Two years ago, Lewis saw the dance again, live in Tucson. He and Lee Anne Hartley, with whom he co-founded FUNHOUSE Movement Theater, went to a retirement party for longtime UA dance prof John Wilson, and two of Wilson's students reprised the Laurel and Hardy routine.
That settled it: Hartley and Lewis decided to remake the dance themselves.
"We re-created it from the video," Lewis said. "Lee Anne is Stan Laurel, of course. She looks longer than I do. Oliver Hardy was the truculent one. I'm going to pad it up a little to play him."
The Laurel and Hardy dance, a "bagatelle, a trifle," as Lewis calls it, is just one of 14 short pieces scheduled to be performed this Saturday night at the fifth annual Improv in the Baked Apple. Produced each summer by Orts Theatre of Dance in the cavernous Orts studio, the Improv show is an unpredictable kaleidoscope of dance, drumming, song, spoken word and video by assorted Tucson artists, from poet Charles Alexander to dancer Claire Hancock. Staged each year in June, the hottest month, the Baked Apple show this year falls on the eve of the summer solstice.
If the heavenly bodies that create the longest day move predictably in their stately course across the sky, the show's lively lineup is subject to change at the last minute, said Annie Bunker, artistic director of Orts.
"I can only tell you the rundown as I know it right now," she said, laughing. "With improv, it changes even from when you rehearse."
This year's edition boasts a number of innovations, she said. A collaboration between Odaiko, the drumming duo of Karen Falkenstrom and Rome Hammer, and Orts dancers Katie Rutterer, Charles Thompson and Bunker, is a first. The artists have no title for their piece as yet, but they do have a plan.

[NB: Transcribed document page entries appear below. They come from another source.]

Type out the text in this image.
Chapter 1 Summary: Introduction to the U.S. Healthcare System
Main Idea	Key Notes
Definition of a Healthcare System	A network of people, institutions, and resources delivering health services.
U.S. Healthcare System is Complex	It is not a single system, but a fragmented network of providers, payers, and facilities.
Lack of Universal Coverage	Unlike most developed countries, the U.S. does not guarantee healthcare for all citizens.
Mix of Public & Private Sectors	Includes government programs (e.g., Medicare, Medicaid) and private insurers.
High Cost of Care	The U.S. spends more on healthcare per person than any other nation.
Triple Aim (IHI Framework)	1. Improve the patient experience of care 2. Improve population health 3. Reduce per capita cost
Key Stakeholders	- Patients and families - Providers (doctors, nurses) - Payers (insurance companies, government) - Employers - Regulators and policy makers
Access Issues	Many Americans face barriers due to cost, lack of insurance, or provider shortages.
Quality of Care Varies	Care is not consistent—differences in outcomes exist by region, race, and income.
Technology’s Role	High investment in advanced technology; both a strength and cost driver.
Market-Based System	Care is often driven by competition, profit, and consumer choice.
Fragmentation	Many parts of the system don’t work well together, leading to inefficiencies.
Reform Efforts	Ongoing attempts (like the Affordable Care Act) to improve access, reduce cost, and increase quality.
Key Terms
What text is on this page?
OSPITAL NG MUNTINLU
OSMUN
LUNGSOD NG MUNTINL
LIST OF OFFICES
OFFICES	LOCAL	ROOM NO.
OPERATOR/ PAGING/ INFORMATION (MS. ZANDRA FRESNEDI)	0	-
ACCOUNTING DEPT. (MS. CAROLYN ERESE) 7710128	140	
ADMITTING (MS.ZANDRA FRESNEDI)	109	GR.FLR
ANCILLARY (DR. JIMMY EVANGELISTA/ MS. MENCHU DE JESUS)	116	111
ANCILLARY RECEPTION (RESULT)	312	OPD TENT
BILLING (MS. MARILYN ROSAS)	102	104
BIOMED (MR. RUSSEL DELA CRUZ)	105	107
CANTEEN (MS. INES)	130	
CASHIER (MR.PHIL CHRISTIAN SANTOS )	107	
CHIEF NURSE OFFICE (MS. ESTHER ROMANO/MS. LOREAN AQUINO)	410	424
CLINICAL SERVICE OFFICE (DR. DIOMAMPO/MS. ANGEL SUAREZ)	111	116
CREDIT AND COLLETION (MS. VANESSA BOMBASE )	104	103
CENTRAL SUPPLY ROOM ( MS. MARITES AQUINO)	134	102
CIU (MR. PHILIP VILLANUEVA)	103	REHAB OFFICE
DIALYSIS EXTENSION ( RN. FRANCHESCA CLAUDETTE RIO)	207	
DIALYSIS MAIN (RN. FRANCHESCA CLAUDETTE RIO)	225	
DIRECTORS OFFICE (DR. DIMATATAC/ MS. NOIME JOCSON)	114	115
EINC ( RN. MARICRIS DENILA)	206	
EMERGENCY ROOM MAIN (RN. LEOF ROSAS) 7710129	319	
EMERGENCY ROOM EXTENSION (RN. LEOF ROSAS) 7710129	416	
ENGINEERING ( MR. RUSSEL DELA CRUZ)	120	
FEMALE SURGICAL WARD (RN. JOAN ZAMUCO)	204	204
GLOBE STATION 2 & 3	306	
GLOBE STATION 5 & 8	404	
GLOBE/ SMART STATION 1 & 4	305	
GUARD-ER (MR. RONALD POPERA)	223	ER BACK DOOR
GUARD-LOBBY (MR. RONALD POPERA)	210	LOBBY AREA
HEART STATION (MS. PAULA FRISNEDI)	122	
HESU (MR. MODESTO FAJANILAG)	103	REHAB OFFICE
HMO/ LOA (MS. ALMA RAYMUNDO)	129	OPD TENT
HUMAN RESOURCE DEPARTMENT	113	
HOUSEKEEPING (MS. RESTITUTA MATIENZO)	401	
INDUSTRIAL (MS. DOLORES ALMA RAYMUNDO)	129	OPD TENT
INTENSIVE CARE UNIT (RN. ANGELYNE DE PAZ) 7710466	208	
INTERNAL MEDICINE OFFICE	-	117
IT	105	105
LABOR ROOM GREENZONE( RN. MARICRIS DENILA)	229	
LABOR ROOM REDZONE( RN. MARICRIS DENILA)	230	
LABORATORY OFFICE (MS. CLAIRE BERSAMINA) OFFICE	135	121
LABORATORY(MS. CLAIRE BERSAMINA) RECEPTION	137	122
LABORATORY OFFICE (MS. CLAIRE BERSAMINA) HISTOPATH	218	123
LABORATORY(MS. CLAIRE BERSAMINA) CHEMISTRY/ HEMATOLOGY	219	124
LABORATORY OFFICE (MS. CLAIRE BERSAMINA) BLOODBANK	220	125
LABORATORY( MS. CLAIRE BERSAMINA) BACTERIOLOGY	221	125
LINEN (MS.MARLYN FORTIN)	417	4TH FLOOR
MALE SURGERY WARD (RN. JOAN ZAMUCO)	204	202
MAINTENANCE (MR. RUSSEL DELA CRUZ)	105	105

"They're pretty lively when they drum," Bunker explained. "We're going to moving in a Zen-like way, the opposite of them."
Hancock, a UA dance student who performed in the Orts Interiors show last winter, is doing her first improv with Bunker. The pair is working on a modern dance duet.
"We'll use the music of Vas," Bunker said. "In the score we're working on, we're the opposite of each other, and we merge into one."
Another newcomer to the Baked Apple show is Ojeya Cruz Banks, "a beautiful African dancer" who spent a year training in Kenya. Banks will perform with percussionist Martin Klabundy.
Some of the pieces offer glimpses of works-in-progress. Independent choreographer Eva Tessler will dance "A Letter to Manuela," a fragment of a longer autobiographical piece planned for the Latina Dance Project show Nov. 14-15 at Pima College. Tessler will do it as a solo in November, but in this incarnation, she dances with a young Orts student, Kiona Brown, who portrays Tessler's grandmother.
Tessler's paternal grandmother was either black or mixed race, "but no one talked about it," said Tessler, who grew up in Mexico City. "She died young, before I was born. This is a piece based on that." She and Brown will dance to the taped music of South African singer Miriam Makeba.
Tucson singer Cantrell Maryott Driver also will work with a young artist--or maybe not. The plan, Maryott Driver said, is for Wren Bunker Koesters, the young son of Annie Bunker and video artist Chuck Koesters, to play the cello while she "improvises melodies on top of it. But he may bail. I may be left having to do something else." Recently returned home from Europe, where she recorded her voice "in the cavernous spaces of France and Spain," Maryott Driver intends, accompanied or not, to "sing the song of the room," the large Orts studio where the show will take place.
Young Bunker Koesters has another role scheduled, in a fragment of an earlier piece choreographed by his mom. The original work combined dance with the visual art of Ellen McMahon, telling a story about motherhood. (McMahon's art version of the same mother-daughter tale won a place in the competitive Arizona Biennial, now on view at the Tucson Museum of Art.) Wren will dance with his mother and Batyah Freedman, to a backdrop of video and music.
Dad Chuck Koesters will give a preview of a video of recent trip to Hawaii that may well inspire a dance in the future--if not next week, said Bunker. And one or more pieces will feature the "aerial apparatus"--or trapezes--that are Orts' trademark.
Actor Paul Fisher will do a theatrical monologue, and poet Charles Alexander will merge a reading from his work with music by Koesters on dulcimer and movement by Bunker on the dance floor.
"It will be a loose-knit improvisation," Bunker said. "We'll play off each other. ... The three of us have really good energy."